過去のものをプレイすることにまだ喜びを感じていますか? それとも新作を聞かせたい?
ほとんどのプロジェクトは、制作中に出会った悪い出来事を浄化したいという願いから生まれました。だから、過去の音楽をパフォーマンスしたいと思うことは、ほとんどありません。暗黒時代に戻るようなものです。
もちろん、ClearSkiesや Laserdisc Visionsなど、今でもポジティブな作品はあるし、そういうものをプレイしたり聞くこともあります。
『Floral Shoppe』はどうだろう……。このアルバムは5年以上はもう聞いてないと思います。あまりにもネガティブなことばかり思い出すから。
今は、これまでにないくらい、私の前にあるものに集中している気がします。過去ではなく、未来に。
──アートビジュアルや音楽制作の過程で、インスピレーションを受けているものは何ですか?
あまり考えずに答えるなら、私のアートは主に幼少期の想い出から生まれていると言えます。インターネットが登場してから最初の5年間を体験し、同時にこの文化的衝撃を受ける前の世界を知っている最後の世代としての記憶です。
私がつくったすべての作品は、それらを記録しておく日記なのではないかと思うことがあります。だから、これから50年先を見ると、少し平和だなと思うんです。その平和は、リスナーへ、癒しという形で届くだろうとイメージしています。アートってそういう力を備えているものだから。
──8年前にVektroidとして、コラボレーションもしない、パフォーマンスもしない、とTumblrに書いていたことを思い出して、どんなことを感じますか? マーケットとの関係に対する考えは、あの時と変わったのでしょうか。

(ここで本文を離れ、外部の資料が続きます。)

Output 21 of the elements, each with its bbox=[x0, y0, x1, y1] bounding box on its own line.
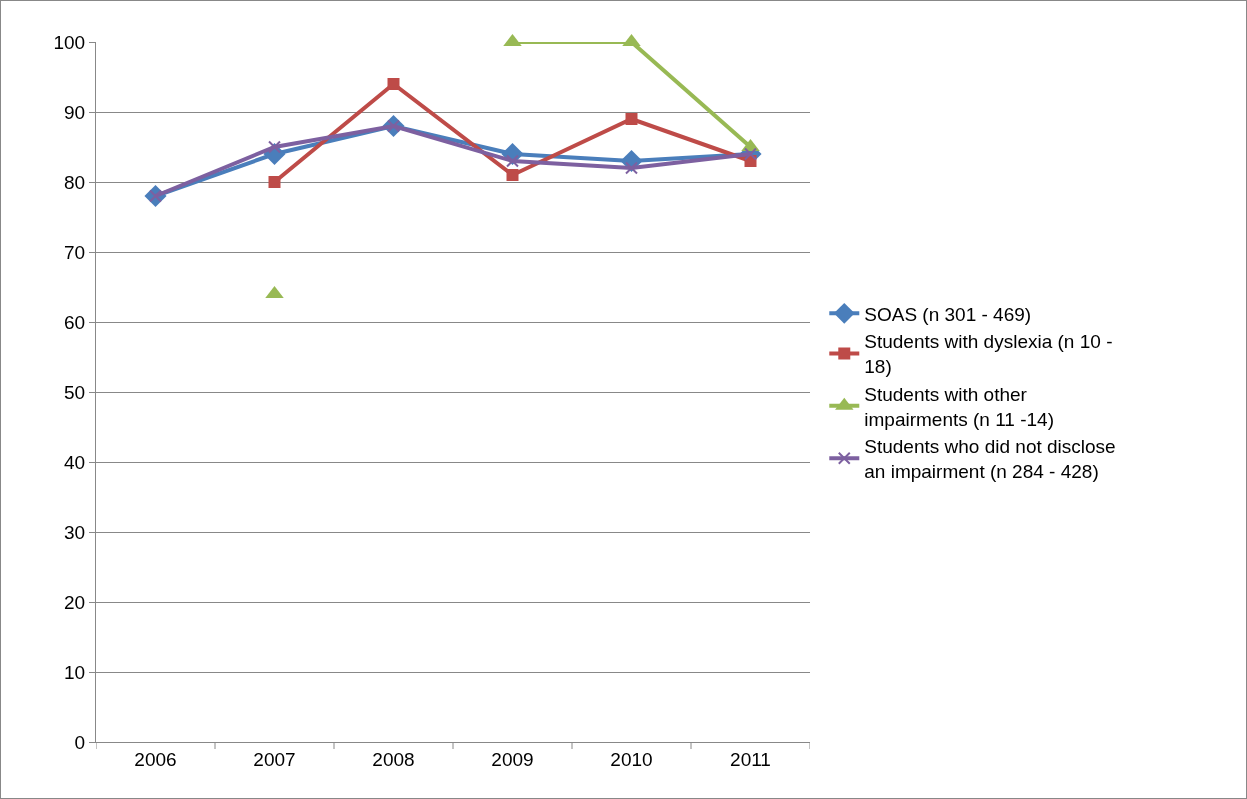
x-tick-label: 2009 bbox=[491, 748, 534, 770]
x-tick-label: 2006 bbox=[134, 748, 177, 770]
legend-label: Students who did not disclose an impairment (n 284 - 428) bbox=[864, 436, 1116, 482]
y-tick-label: 70 bbox=[64, 241, 86, 263]
y-tick-label: 30 bbox=[64, 521, 86, 543]
x-tick-label: 2008 bbox=[372, 748, 415, 770]
legend-label: Students with dyslexia (n 10 - 18) bbox=[864, 331, 1113, 378]
y-tick-label: 80 bbox=[64, 171, 86, 193]
legend-label: SOAS (n 301 - 469) bbox=[864, 303, 1032, 325]
x-tick-label: 2007 bbox=[253, 748, 296, 770]
y-tick-label: 50 bbox=[64, 381, 86, 403]
x-tick-label: 2011 bbox=[730, 748, 771, 770]
y-tick-label: 20 bbox=[64, 591, 86, 613]
y-tick-label: 60 bbox=[64, 311, 86, 333]
y-tick-label: 10 bbox=[64, 661, 86, 683]
y-tick-label: 0 bbox=[74, 731, 86, 753]
y-tick-label: 90 bbox=[64, 101, 86, 123]
y-tick-label: 100 bbox=[53, 31, 86, 53]
y-tick-label: 40 bbox=[64, 451, 86, 473]
legend-label: Students with other impairments (n 11 -14) bbox=[864, 383, 1054, 430]
x-tick-label: 2010 bbox=[610, 748, 653, 770]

残念ながら、私はここ数年で音楽業界についてより懐疑的になったと思いますが、今は他のアーティストとコラボレーションをする予定もあります。
Midnight Run 2(Mc Siddiqと一緒に、実験的なブーンバップのプロジェクトから制作したセカンドアルバム)はもうすぐ完成しそうで、年末にリリース予定だし、3枚目についても考えています。
将来的には、もっとライブをやりたいと思っていますが、今は制作途中のアルバムを作り終えることに集中しています。それから、ライブで使う機材を増やすことや、ビジュアル的な要素をもっと加えていくことも考えています。
いろいろなことが同時多発的に起きていた今回のイベントでは、起きていることをすべてちょっとずつ覗き見したいという気持ちを抱かずにはいられず、ひとつのステージを選ぶのが難しかった。
ブラジルを代表する、Boogarins (ゴイアス)、Akin/Non Exist (サンパウロ)、Tessuto (サンパウロ) Carne Doce (ゴイアス)、Tagore (ペルナンブーコ)、Letrux (リオデジャネイロ) 、Teto Preto (サンパウロ)など、新しい世代が最も参考にするDJたちのパフォーマンスがあり、誰を見るべきか決めかねる思いを何度もした夜だった。
実際、メインステージのトリをかざったパフォーマンスのひとつ、Teto Pretoは、パフォーマンスであり、政治的プロテストであり、まるで音楽のかたちをした自然現象のようでもあった。フェスティバル全体の様子はコチラのリンクからチェックできる。
私の目には、Freak Studioが目的を達成し、成功をおさめたことが明らかだった。ドリームポップからテクノ、エクスペリメンタル、ジャズを経由し、その場にいたみんなが本当に心から楽しんだ。
一夜にして、たくさんの良質な音楽を届けてくれたXXXBórniaに、拍手を送りたい。